問 題
高速液体クロマトグラフ法に関する記述として、正しいものはどれか。
- ポリ塩化ビフェニル(PCB)の検定に用いられる。
- 一般的に、内径0.1~1.2mm、長さ5~100mのキャピラリーカラムが用いられる。
- 一般的に、ガスクロマトグラフに比べ、シグナルピークが鋭く分離能が高い。
- ガスクロマトグラフでは測定困難な熱的に不安定な化合物の測定にも適用できる。
- クロマトグラムの保持時間から定量分析を行う。
解 説
(1)で、公害防止管理者試験での出題範囲においては、高速液体クロマトグラフ法で測定できる物質はチウラムのみで、逆に、チウラムを測定できる分析方法は高速液体クロマトグラフ法のみです。そのため、チウラムと高速液体クロマトグラフ法とは完全に結びつけて覚えておくと便利です。
よって、(1)はPCBとあるのでこれは誤りです。
ちなみに、ポリ塩化ビフェニル(PCB)の検定方法として定められているのは、以下の2つです。
- ガスクロマトグラフ法
- ガスクロマトグラフ質量分析法
(2)で、キャピラリーカラムを使うのはガスクロマトグラフの特徴です。ガスクロマトグラフのカラムには充塡カラムまたはキャピラリーカラムを用いますが、高速液体クロマトグラフでは充塡カラムのみを用いるため、(2)も誤りです。

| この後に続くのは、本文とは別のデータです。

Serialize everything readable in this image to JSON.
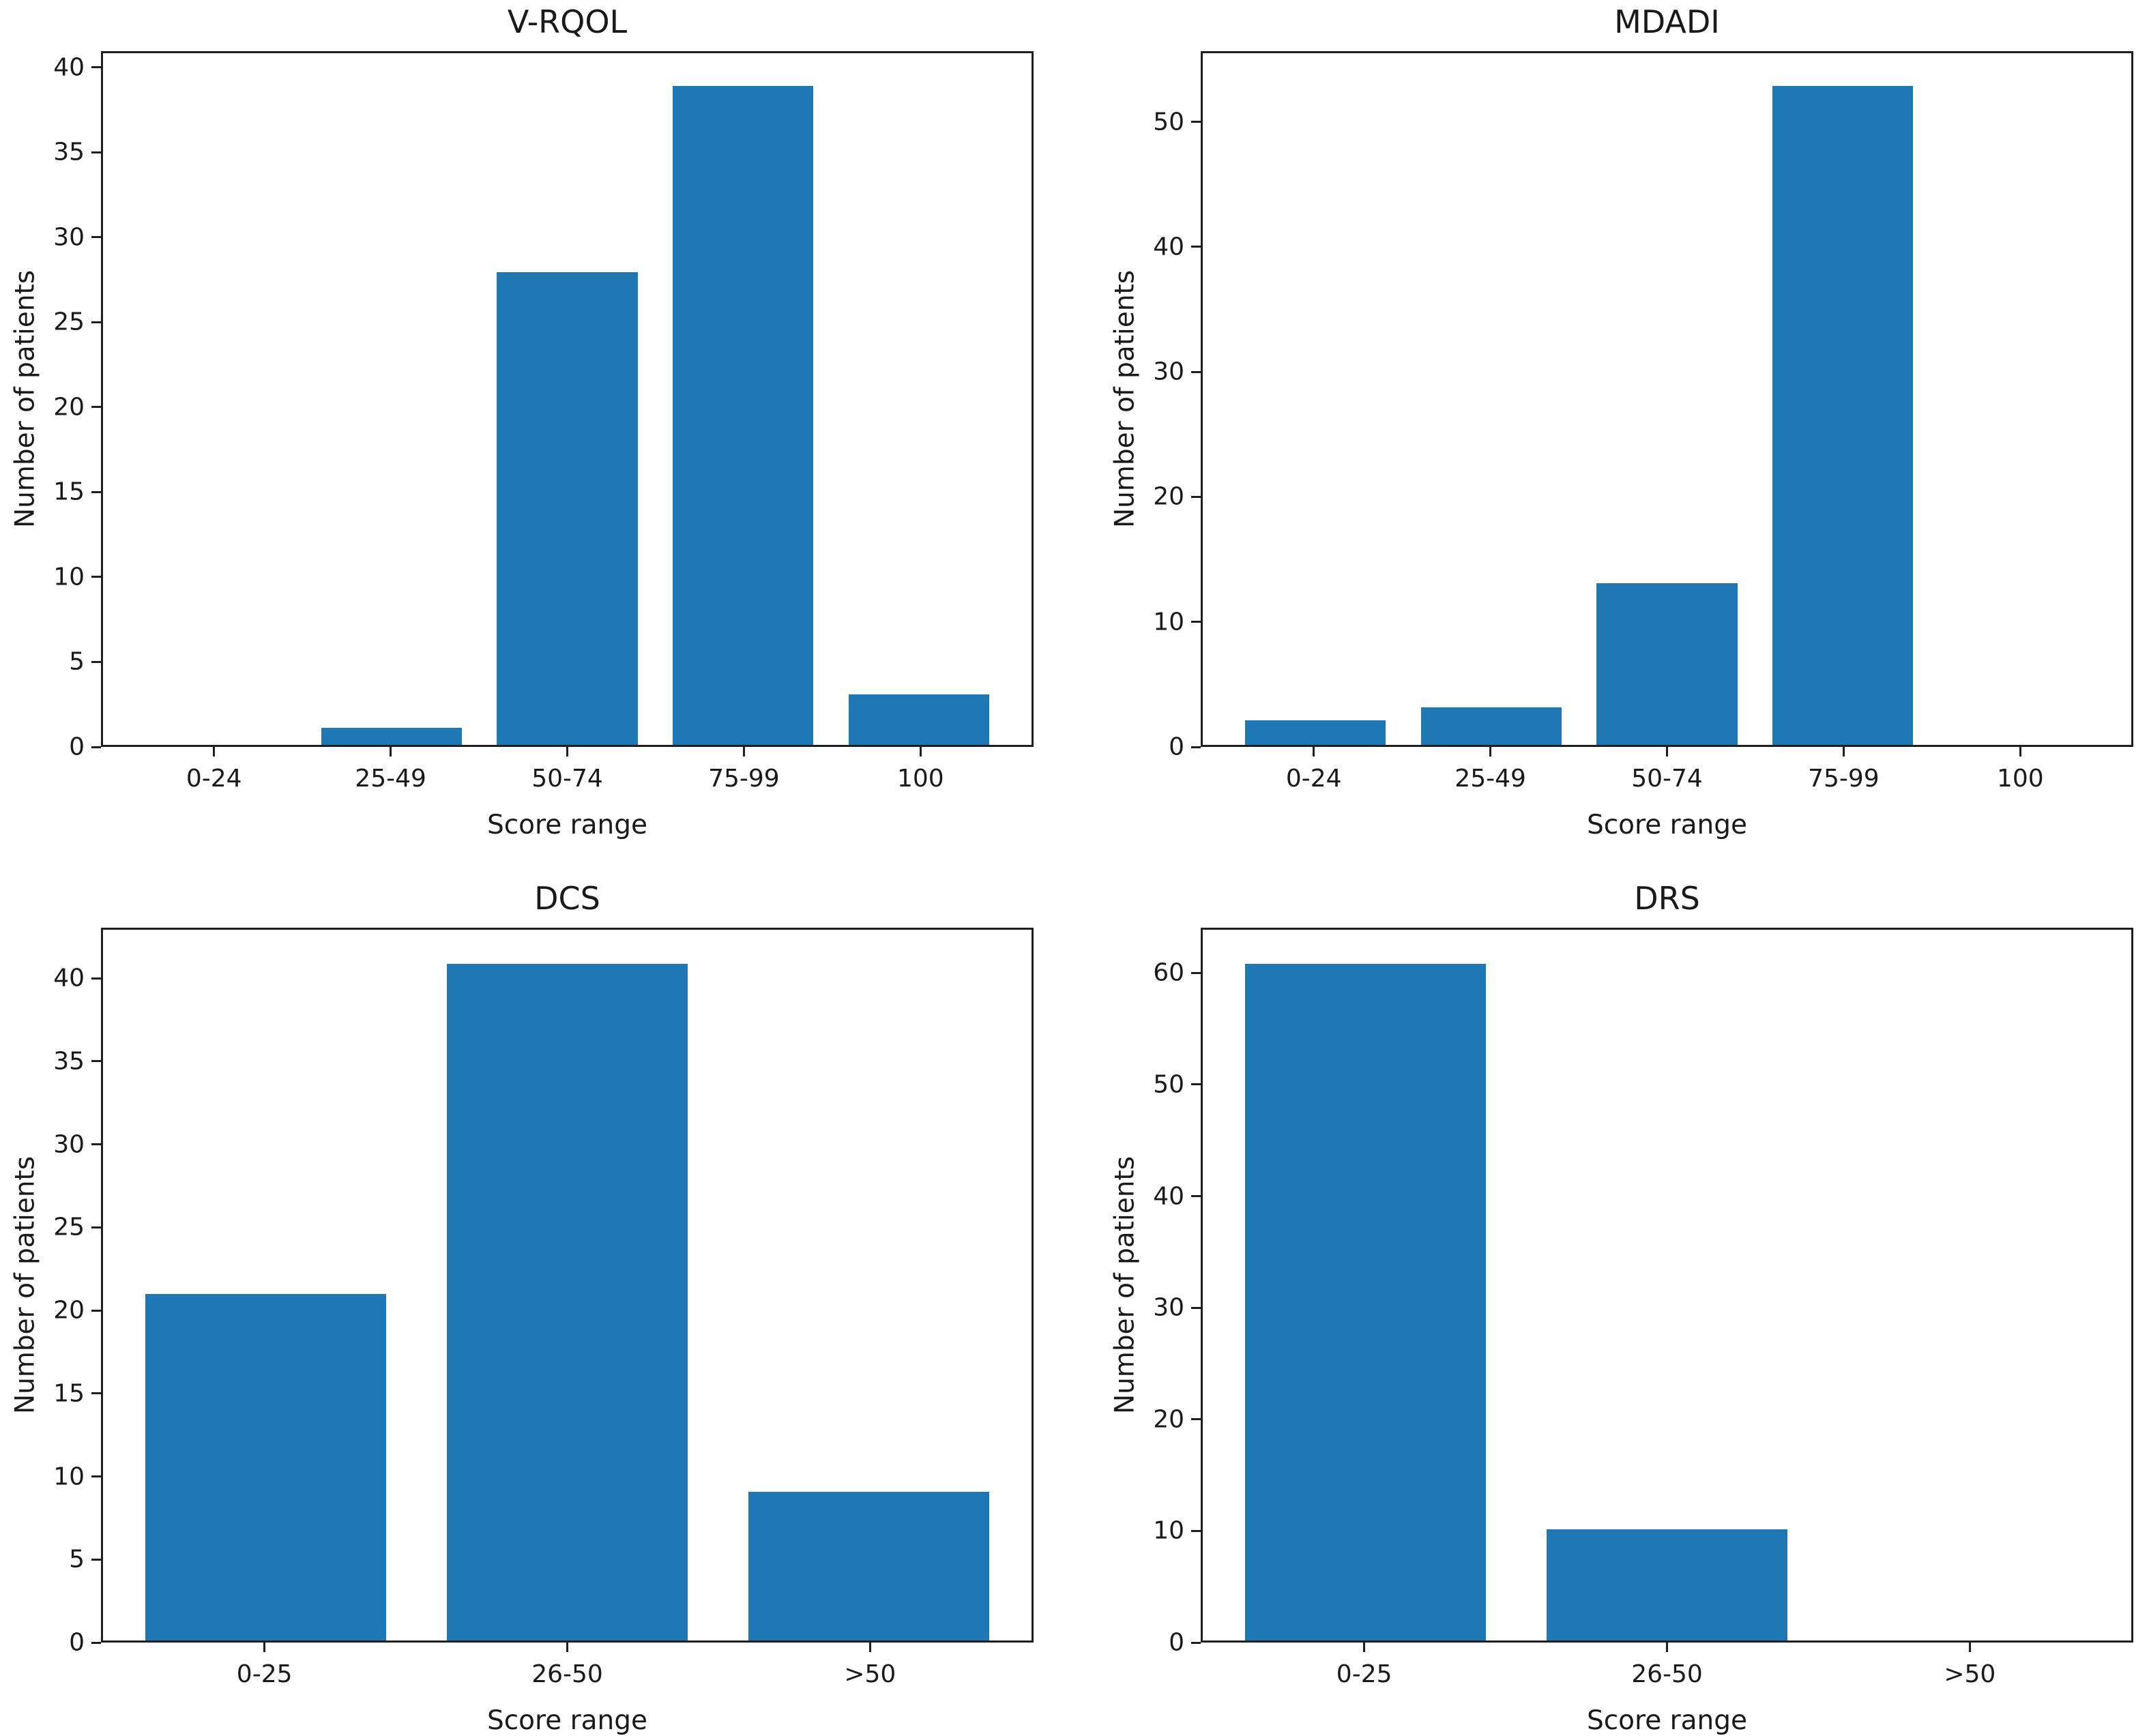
{
  "figure": {
    "background_color": "#ffffff",
    "bar_color": "#1f77b4",
    "axis_color": "#1f1f1f"
  },
  "chart_data": [
    {
      "type": "bar",
      "title": "V-RQOL",
      "xlabel": "Score range",
      "ylabel": "Number of patients",
      "categories": [
        "0-24",
        "25-49",
        "50-74",
        "75-99",
        "100"
      ],
      "values": [
        0,
        1,
        28,
        39,
        3
      ],
      "yticks": [
        0,
        5,
        10,
        15,
        20,
        25,
        30,
        35,
        40
      ],
      "ylim": [
        0,
        40.95
      ],
      "grid": false,
      "legend": null
    },
    {
      "type": "bar",
      "title": "MDADI",
      "xlabel": "Score range",
      "ylabel": "Number of patients",
      "categories": [
        "0-24",
        "25-49",
        "50-74",
        "75-99",
        "100"
      ],
      "values": [
        2,
        3,
        13,
        53,
        0
      ],
      "yticks": [
        0,
        10,
        20,
        30,
        40,
        50
      ],
      "ylim": [
        0,
        55.65
      ],
      "grid": false,
      "legend": null
    },
    {
      "type": "bar",
      "title": "DCS",
      "xlabel": "Score range",
      "ylabel": "Number of patients",
      "categories": [
        "0-25",
        "26-50",
        ">50"
      ],
      "values": [
        21,
        41,
        9
      ],
      "yticks": [
        0,
        5,
        10,
        15,
        20,
        25,
        30,
        35,
        40
      ],
      "ylim": [
        0,
        43.05
      ],
      "grid": false,
      "legend": null
    },
    {
      "type": "bar",
      "title": "DRS",
      "xlabel": "Score range",
      "ylabel": "Number of patients",
      "categories": [
        "0-25",
        "26-50",
        ">50"
      ],
      "values": [
        61,
        10,
        0
      ],
      "yticks": [
        0,
        10,
        20,
        30,
        40,
        50,
        60
      ],
      "ylim": [
        0,
        64.05
      ],
      "grid": false,
      "legend": null
    }
  ]
}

(3)で、その名称からもわかるように、高速液体クロマトグラフ法は移動相が液体であり、ガスクロマトグラフ法は移動相が気体です。試料についても同様で、高速液体クロマトグラフ法は液体のまま流しますが、ガスクロマトグラフ法のときは気化させてからカラムに流します。
ここで、液体と気体を比べると気体のほうが拡散速度が速いため、ガスクロマトグラフ法のほうが試料の各成分が分離しやすい(=分離能が高い)です。
よって、(3)の記述は反対なので、誤りです。
(4)に関して、一般的にはガスクロマトグラフ法は優秀な測定方法ですが、(3)の解説の通り試料を気化させてからカラムに導入するので、熱的に不安定な化合物は測定できないという弱点があります。
一方、高速液体クロマトグラフ法は試料を熱したりしないので、チウラムのような熱的に不安定な化合物でも測定することができます。
よって、(4)の記述は正しいです。
(5)で、時間だけでは対象物質があることはわかっても、それがどのくらい含まれているのかは判別できません。よって、保持時間から行えるのは「定量分析」ではなく「定性分析」です。
クロマトグラムの保持時間から定性分析を、ピークの高さまたは面積から定量分析を行います。
よって、(5)は誤りです。
以上から、正解は(4)となります。